At 1:00 a.m., Jennie was again awakened by a sound of an object hitting the house's roof with a loud bang, then a rolling noise. After hearing nothing further, she went back to sleep. After another half hour she woke up again, smelling smoke. When she got up again she found that the room George used for his office was on fire, around the telephone line and fuse box. She woke him and he in turn woke his older sons.

Both parents and four of their children—Marion, Sylvia, John and George Jr—escaped the house. They frantically yelled to the children upstairs but heard no response; they could not go up there as the stairway itself was already aflame. John Sodder said in his first police interview after the fire that he went up to the attic to alert his siblings sleeping there, though he later changed his story to say that he only called up there and did not actually see them.

Efforts to find, aid, and rescue the children were unexpectedly complicated. The phone did not work, so Marion ran to a neighbor's to call the fire department. A driver on the nearby road had also seen the flames and called from a nearby tavern; they were unsuccessful either because they could not reach the operator or because the phone there turned out to be broken. Either the neighbor or the passing motorist was eventually successful in reaching the fire department from another phone in the center of town.

George, barefoot, climbed the wall and broke open an attic window, cutting his arm in the process.

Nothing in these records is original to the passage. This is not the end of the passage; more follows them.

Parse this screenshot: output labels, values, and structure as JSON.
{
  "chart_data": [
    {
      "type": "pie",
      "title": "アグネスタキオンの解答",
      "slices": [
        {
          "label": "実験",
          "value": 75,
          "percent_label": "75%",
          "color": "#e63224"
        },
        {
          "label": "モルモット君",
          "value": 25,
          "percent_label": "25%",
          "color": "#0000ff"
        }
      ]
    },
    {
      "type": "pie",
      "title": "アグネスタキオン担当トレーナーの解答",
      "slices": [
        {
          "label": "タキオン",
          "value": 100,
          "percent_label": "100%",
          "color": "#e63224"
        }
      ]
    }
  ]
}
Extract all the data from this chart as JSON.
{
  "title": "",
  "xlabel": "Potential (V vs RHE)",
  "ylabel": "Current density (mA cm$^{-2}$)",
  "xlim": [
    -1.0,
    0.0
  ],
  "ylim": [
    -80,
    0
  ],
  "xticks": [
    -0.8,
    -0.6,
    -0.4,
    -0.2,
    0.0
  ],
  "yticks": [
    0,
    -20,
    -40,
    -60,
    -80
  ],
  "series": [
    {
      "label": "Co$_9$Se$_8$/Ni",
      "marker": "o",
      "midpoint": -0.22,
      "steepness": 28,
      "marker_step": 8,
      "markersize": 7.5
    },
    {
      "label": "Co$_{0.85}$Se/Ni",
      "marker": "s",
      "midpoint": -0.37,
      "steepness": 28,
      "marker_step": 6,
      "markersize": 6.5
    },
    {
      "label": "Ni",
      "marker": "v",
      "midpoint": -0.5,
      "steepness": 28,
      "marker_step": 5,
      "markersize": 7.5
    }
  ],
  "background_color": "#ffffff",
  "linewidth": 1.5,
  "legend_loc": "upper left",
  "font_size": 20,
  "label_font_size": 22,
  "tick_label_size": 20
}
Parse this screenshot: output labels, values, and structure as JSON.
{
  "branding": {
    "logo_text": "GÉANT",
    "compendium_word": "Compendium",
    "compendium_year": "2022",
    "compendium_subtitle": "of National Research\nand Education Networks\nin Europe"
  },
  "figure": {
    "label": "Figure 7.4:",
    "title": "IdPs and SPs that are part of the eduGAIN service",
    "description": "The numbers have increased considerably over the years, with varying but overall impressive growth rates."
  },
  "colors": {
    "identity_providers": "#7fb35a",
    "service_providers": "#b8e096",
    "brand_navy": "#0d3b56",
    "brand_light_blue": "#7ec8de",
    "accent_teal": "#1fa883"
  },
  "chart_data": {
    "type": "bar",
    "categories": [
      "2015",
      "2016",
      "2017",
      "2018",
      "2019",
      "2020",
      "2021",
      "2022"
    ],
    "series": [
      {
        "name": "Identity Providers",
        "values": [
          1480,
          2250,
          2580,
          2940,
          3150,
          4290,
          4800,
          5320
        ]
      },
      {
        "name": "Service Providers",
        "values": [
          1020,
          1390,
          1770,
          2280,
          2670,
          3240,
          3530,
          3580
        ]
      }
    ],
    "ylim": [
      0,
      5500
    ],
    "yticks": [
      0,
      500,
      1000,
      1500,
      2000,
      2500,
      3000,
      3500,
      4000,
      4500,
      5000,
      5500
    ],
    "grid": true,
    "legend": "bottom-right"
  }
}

He and his sons intended to use a ladder to the attic to rescue the other children, but it was not in its usual spot resting against the house and could not be found anywhere nearby. A water barrel that could have been used to extinguish the fire was frozen solid. George then tried to pull both of the trucks he used in his business up to the house and use them to climb to the attic window, but neither of them would start despite having worked perfectly during the previous day.

Frustrated, the six Sodders who had escaped had no choice but to watch the house burn down and collapse over the next 45 minutes. They assumed the other five children had perished in the blaze. The fire department, low on manpower due to the war and relying on individual firefighters to call each other, did not respond until later that morning. Chief F.J. Morris said the next day that the already slow response was further hampered by his inability to drive the fire truck, requiring that he wait until someone who could drive was available.